Column: Oscars exploited Chadwick Boseman

Destiny Blanchard

On Sunday night the annual Academy Awards, otherwise known as the Oscars, was held. This event awarded several actors and actresses who best displayed their talents in films throughout 2020. Many were looking forward to this event because of the nomination of the late actor Chadwick Boseman. In August of 2020 Boseman died of colon cancer at the age of 43, shocking fans everywhere. He was most known for his starring role in Marvel’s “Black Panther.” Boseman was nominated for best actor for the character Levy Green in Ma Rainey’s “Black Bottom.”

The Oscars took many opportunities to tribute the late actor. One way they “honored” him was by allegedly gifting some attendees with NFT’s (non-fungible tokens) of a digital golden sculpture of the actor’s head. The artist Andre Oshea was hired to design the sculpture, one of which will be auctioned off while half of the proceeds will go to the Colon Cancer Foundation in Boseman’s honor.

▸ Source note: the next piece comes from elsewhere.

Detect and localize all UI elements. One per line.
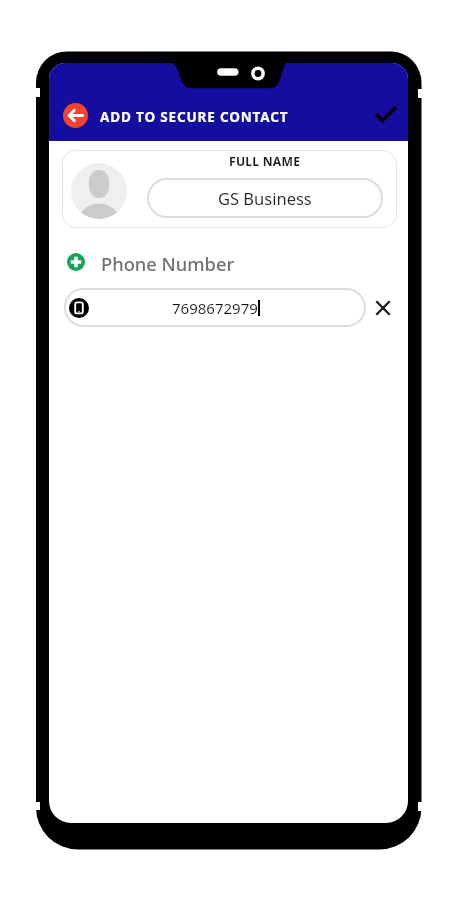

The NFT’s weren’t the only way they included Boseman in the Oscars. While they normally save the award for Best Picture for last, they decided to save the Best Actor category for last, which the actor was nominated for. His family was also invited to this event and many anticipated his winning of the award. Although the best actor award was given to Anthony Hopkins who was not in attendance for his performance in “The Father.” After Anthony Hopkins was announced as the winner, the Oscars ended abruptly.

The Oscars has faced criticism in the past for their choice in nominations and has had a loss in ratings over several years. Their efforts to bring back viewership and appeal to more people may be why they chose to conduct the night in the way they did. However, their use of Chadwick Boseman’s name and likeness throughout the night was exploitative and self-serving. Using an artistic bust of his head and auctioning it off served as a reminder of his death rather than a nod to his legacy. The decision to leave the Best Actor award category last, regardless of if Boseman would win or not, seems like it was done to keep as many people watching in anticipation as possible. Boseman was known as being a private, talented and honorable man. The way the Oscars chose to honor him did nothing to uphold his legacy.